I achieved this previously during my work in Hull, where I was part of a group of young people who created a community group, Solidarity Hull, to work alongside young people from refugee and migrant backgrounds. To develop our goals and take actions to improve the lives of young people in Hull, we sourced funding from the Arts and Humanities Research Council. I also help other members to complete their own funding applications. This is a skill which may be necessary in my future work, if there are individuals with ideas and projects which may need funding, I could support these pursuits.
Asides from this, whilst working with Solidarity Hull I developed my understanding and skills to be a well-rounded community arts worker. For instance, I helped produce theatre and music, workshops and performances. I also supported cooking events, such as ‘world cafes’ to which we invited the wider community to be a part of. I would be able to use these skills and networks I have, to engage with creative people in the communities of Leeds and have them advocate for the project and produce creative responses.
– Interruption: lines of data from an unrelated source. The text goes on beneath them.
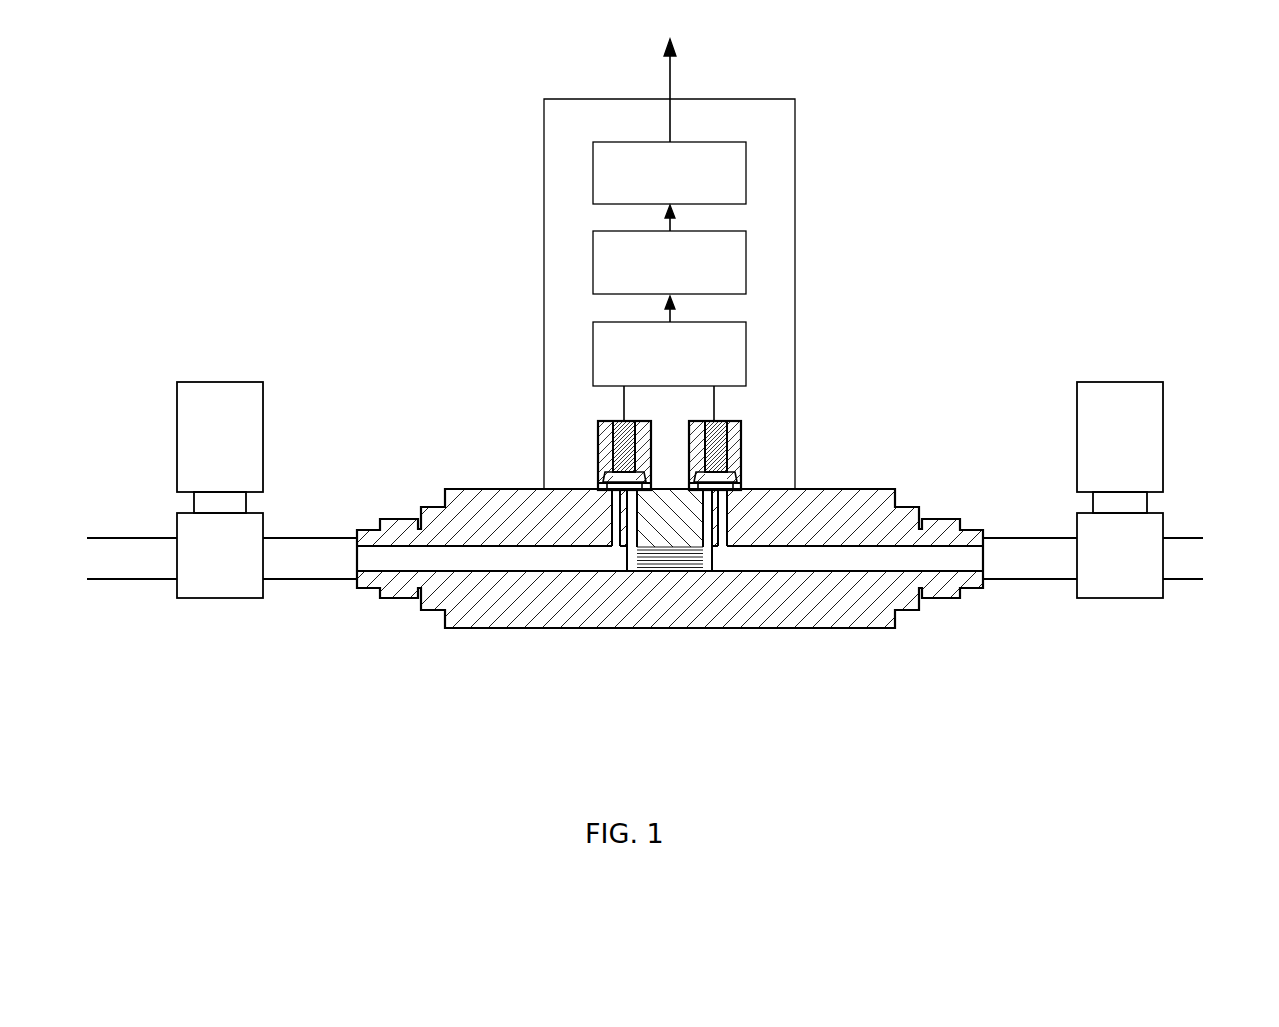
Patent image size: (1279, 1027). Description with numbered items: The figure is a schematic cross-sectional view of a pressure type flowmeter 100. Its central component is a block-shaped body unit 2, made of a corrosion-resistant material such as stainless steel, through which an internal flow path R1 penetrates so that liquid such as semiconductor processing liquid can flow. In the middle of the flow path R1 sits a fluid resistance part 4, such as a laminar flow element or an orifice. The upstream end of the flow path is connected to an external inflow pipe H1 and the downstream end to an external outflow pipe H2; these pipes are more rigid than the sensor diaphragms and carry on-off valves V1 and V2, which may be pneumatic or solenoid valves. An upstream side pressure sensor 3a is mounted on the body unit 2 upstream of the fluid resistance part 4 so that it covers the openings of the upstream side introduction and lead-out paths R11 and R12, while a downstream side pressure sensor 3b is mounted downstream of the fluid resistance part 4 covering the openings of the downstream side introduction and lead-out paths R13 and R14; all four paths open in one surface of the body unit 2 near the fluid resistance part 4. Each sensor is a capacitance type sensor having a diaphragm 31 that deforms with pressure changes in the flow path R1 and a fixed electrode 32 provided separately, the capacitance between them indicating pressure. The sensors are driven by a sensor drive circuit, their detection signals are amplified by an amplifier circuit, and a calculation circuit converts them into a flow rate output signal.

The pressure type flowmeter 100 is at (368, 104).
The body unit 2 is at (845, 629).
The upstream side pressure sensor 3a is at (484, 388).
The downstream side pressure sensor 3b is at (857, 388).
The diaphragm 31 is at (605, 476).
The fixed electrode 32 is at (600, 430).
The fluid resistance part 4 is at (670, 566).
The flow path R1 is at (458, 558).
The upstream side introduction path R11 is at (620, 503).
The upstream side lead-out path R12 is at (636, 528).
The downstream side introduction path R13 is at (713, 528).
The downstream side lead-out path R14 is at (730, 503).
The on-off valve V1 is at (220, 599).
The on-off valve V2 is at (1118, 599).
The external inflow pipe H1 is at (309, 583).
The external outflow pipe H2 is at (1028, 586).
My career in community work began at a community-led charity which I had previously attended as a child, Amazing Play. Here I was a play worker for primary school children after school hours including school holidays. Our work here was funded by The Big Lottery Fund. I was part responsible for the receiving of this funding and therefore I have previous experience of a Big Lottery Funding bid.
As a play worker for children of primary school age, I would organise community gardening events, circus-skill workshops and provided pastoral care. I was responsible for supporting our organisation’s administration. This meant I was accountable for the community to make sure that administrative tasks were done.
My 5 years’ experience since Amazing Play has led me to accumulate many qualifications in Sports and Fitness Coaching, Arts Workshop Facilitation, Relationship Coaching, First Aid, Safeguarding, Safeguarding Children with Disabilities, Food and Hygiene, Horticulture, BA Global Development & Politics, MA Peace & Development. Also, I have been trained by the Red Cross to respond in cases of crisis in my community. These qualifications could also be applicable to the work as a Community Developer.
I work with the arts evaluation consultancy Armstrong & Cameron, who provide arts and cultural organisations support in monitoring and evaluation. As a consultancy, we respond to the various clients with creative and bespoke approaches for their evaluation. I have been responsible for developing and administering several light-touch evaluations with children as part of this work. For instance, helping organisations tell their stories through videos or images.
I have also received training and experience in using a wide range of creative tools for monitoring and evaluation which are more attentive to the needs of creatives and are based on different styles of capturing stories, rather than data collection alone which can be alienating. I am confident these skills will support the monitoring and evaluation of my community work. Working with Armstrong & Cameron I have developed my skills in nonviolent communication, relationship coaching and action learning. All skills which I use in my professional practice and would bring to future work.